Ze wierp Artur een vernietigende blik toe en hij voelde hoe hij ineen schrompelde.
‘Wat een leven is dit’, mompelde ze terwijl ze wegliep. ‘Wat een leven heb ik toch. Ik ben getrouwd met een zwakzinnige. Waar heb ik dit aan verdiend?’
Arthur ging wat rechter in zijn stoel zitten en zuchtte. Het was elk jaar hetzelfde. Elk jaar werden de kerstdagen vergald omdat hij een vrouw om zich heen had die permanent in staat van grote opwinding verkeerde en dan drukte hij het nog subtiel uit. En waarom? Waar was het voor nodig? Ze kregen niemand over de vloer met de kerst en ze zouden verder nergens heengaan – alle contacten die ze ooit hadden had ze allang de deur uitgejaagd. Ze zouden dus gewoon met z’n tweetjes zijn met de kerst en toch maakte ze zich zo druk dat hij er al maanden van tevoren tegenop zag.

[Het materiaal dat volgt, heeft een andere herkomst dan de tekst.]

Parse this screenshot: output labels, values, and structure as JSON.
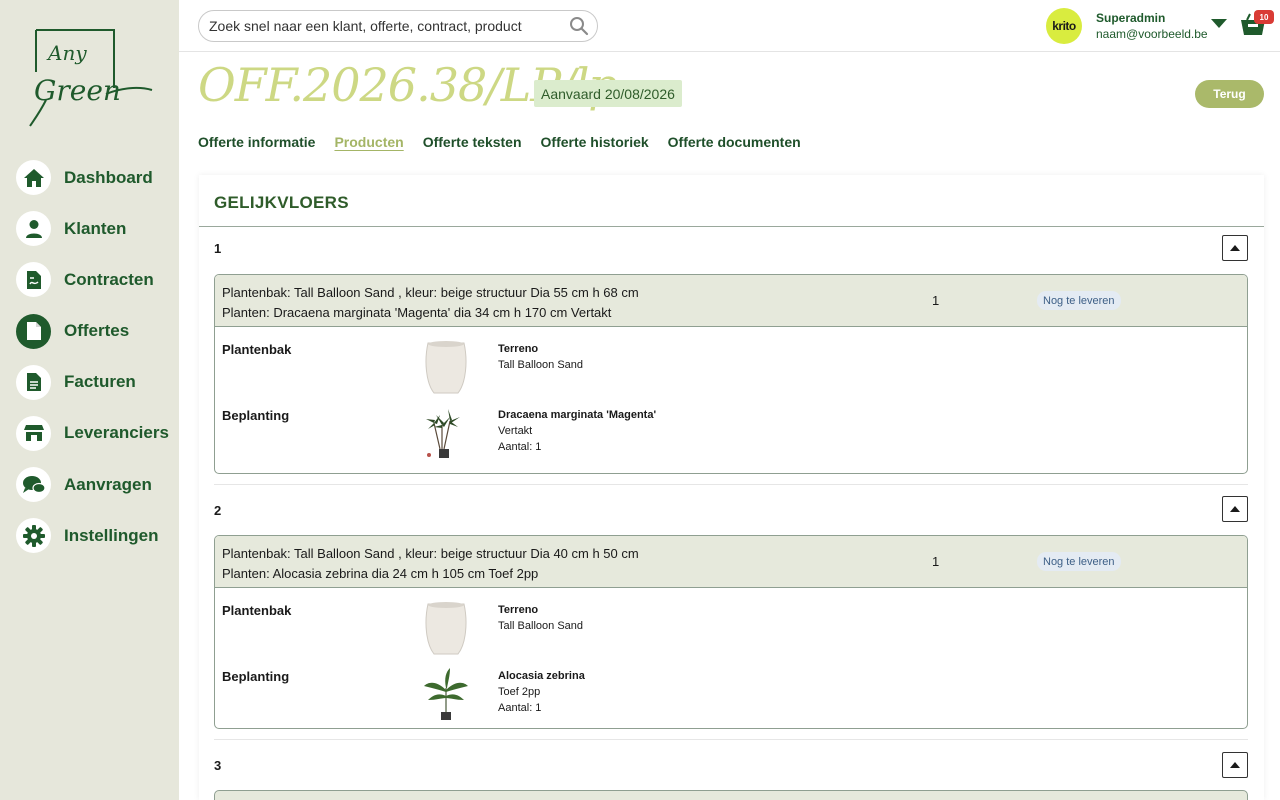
{
  "search": {
    "placeholder": "Zoek snel naar een klant, offerte, contract, product"
  },
  "user": {
    "avatar_text": "krito",
    "name": "Superadmin",
    "email": "naam@voorbeeld.be",
    "cart_count": "10"
  },
  "sidebar": {
    "logo_alt": "Any Green",
    "items": [
      {
        "label": "Dashboard",
        "icon": "home-icon"
      },
      {
        "label": "Klanten",
        "icon": "user-icon"
      },
      {
        "label": "Contracten",
        "icon": "contract-icon"
      },
      {
        "label": "Offertes",
        "icon": "document-icon",
        "active": true
      },
      {
        "label": "Facturen",
        "icon": "invoice-icon"
      },
      {
        "label": "Leveranciers",
        "icon": "store-icon"
      },
      {
        "label": "Aanvragen",
        "icon": "chat-icon"
      },
      {
        "label": "Instellingen",
        "icon": "gear-icon"
      }
    ]
  },
  "header": {
    "title": "OFF.2026.38/LP/lp",
    "status": "Aanvaard 20/08/2026",
    "back_label": "Terug"
  },
  "tabs": [
    {
      "label": "Offerte informatie"
    },
    {
      "label": "Producten",
      "active": true
    },
    {
      "label": "Offerte teksten"
    },
    {
      "label": "Offerte historiek"
    },
    {
      "label": "Offerte documenten"
    }
  ],
  "section": {
    "title": "GELIJKVLOERS",
    "items": [
      {
        "number": "1",
        "line1": "Plantenbak: Tall Balloon Sand , kleur: beige structuur Dia 55 cm h 68 cm",
        "line2": "Planten: Dracaena marginata 'Magenta' dia 34 cm h 170 cm Vertakt",
        "qty": "1",
        "status": "Nog te leveren",
        "planter": {
          "label": "Plantenbak",
          "brand": "Terreno",
          "name": "Tall Balloon Sand"
        },
        "plant": {
          "label": "Beplanting",
          "name": "Dracaena marginata 'Magenta'",
          "variant": "Vertakt",
          "amount": "Aantal: 1"
        }
      },
      {
        "number": "2",
        "line1": "Plantenbak: Tall Balloon Sand , kleur: beige structuur Dia 40 cm h 50 cm",
        "line2": "Planten: Alocasia zebrina dia 24 cm h 105 cm Toef 2pp",
        "qty": "1",
        "status": "Nog te leveren",
        "planter": {
          "label": "Plantenbak",
          "brand": "Terreno",
          "name": "Tall Balloon Sand"
        },
        "plant": {
          "label": "Beplanting",
          "name": "Alocasia zebrina",
          "variant": "Toef 2pp",
          "amount": "Aantal: 1"
        }
      },
      {
        "number": "3"
      }
    ]
  },
  "colors": {
    "brand_green": "#1f5a2c",
    "accent_olive": "#aab96a",
    "title_lime": "#cdd884",
    "sidebar_bg": "#e6e7db"
  }
}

‘Godver…!!!’ hoorde hij vanuit de keuken en een ijskoude hand greep om zijn hart.
‘Laat me niet nog wat vergeten zijn’ smeekte hij terwijl hij zich alvast opmaakte voor de tirade die ongetwijfeld zou volgen.

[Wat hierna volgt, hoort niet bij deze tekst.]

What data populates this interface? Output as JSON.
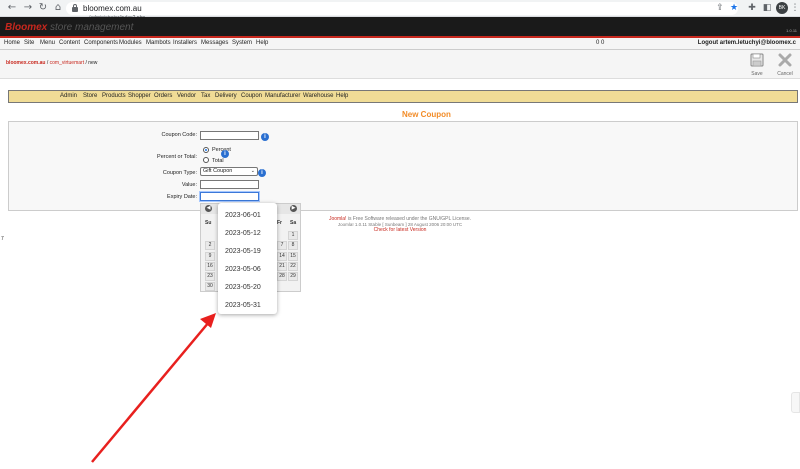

‘De roomboter!!!! Zelfs de ROOMBOTER ben je vergeten! Ben je dan werkelijk nergens goed voor man? Ben je werkelijk te stom om uit je ogen te kijken?’
Arthur zweeg en keek naar buiten. Het carillon speelde een mooi liedje en in de mist zag hij her en der haastig mensen naar huis lopen. Als het zo mistig was vond hij de binnenstad van Harlingen nog mooier dan normaal en eigenlijk had hij wel zin om even een rondje Zoutsloot te doen. Zou hij Edwina vragen om mee te gaan? Zou dat haar wat milder stemmen? Het moest toch mogelijk zijn om een beetje fleur, een beetje gezelligheid in huis te brengen?
‘Zullen we even een blokje om?’ stelde hij voor toen hij naar de keuken liep. ‘Wat frisse lucht doet je misschien goed en het is buiten zo mooi met de mist en zo – ik denk dat je het heus wel leuk vindt om…’
Hij kon z’n zin niet afmaken. Edwina zat aan de keukentafel en staarde hem aan met ogen die smeulden van woede. Met een beetje verbeelding kon hij werkelijk rook uit haar neusgaten zien opstijgen.
‘Zielepiet!’ siste ze. ‘Zeg me na: ‘Ik ben een homp vlees met een kloppend hart’. Zeg het. ZEG HET!’
Ze stond met zo’n ruk op dat de keukenstoel omviel.
‘Hoe… wat…’ vroeg Arthur verbijsterd. Hij had Edwina vaak kwaad gezien maar nog nooit ZO kwaad.
‘De servetjes idioot!’ gilde ze. ‘Zelfs de servetjes ben je vergeten!’
Arthur staarde Edwina aan en terwijl hij ondergedompeld werd in een stortvloed van verwijten voelde hij zich opeens kalm en rustig worden. Hij rechtte zijn rug terwijl ze de ene na de andere verwensing naar zijn hoofd slingerde.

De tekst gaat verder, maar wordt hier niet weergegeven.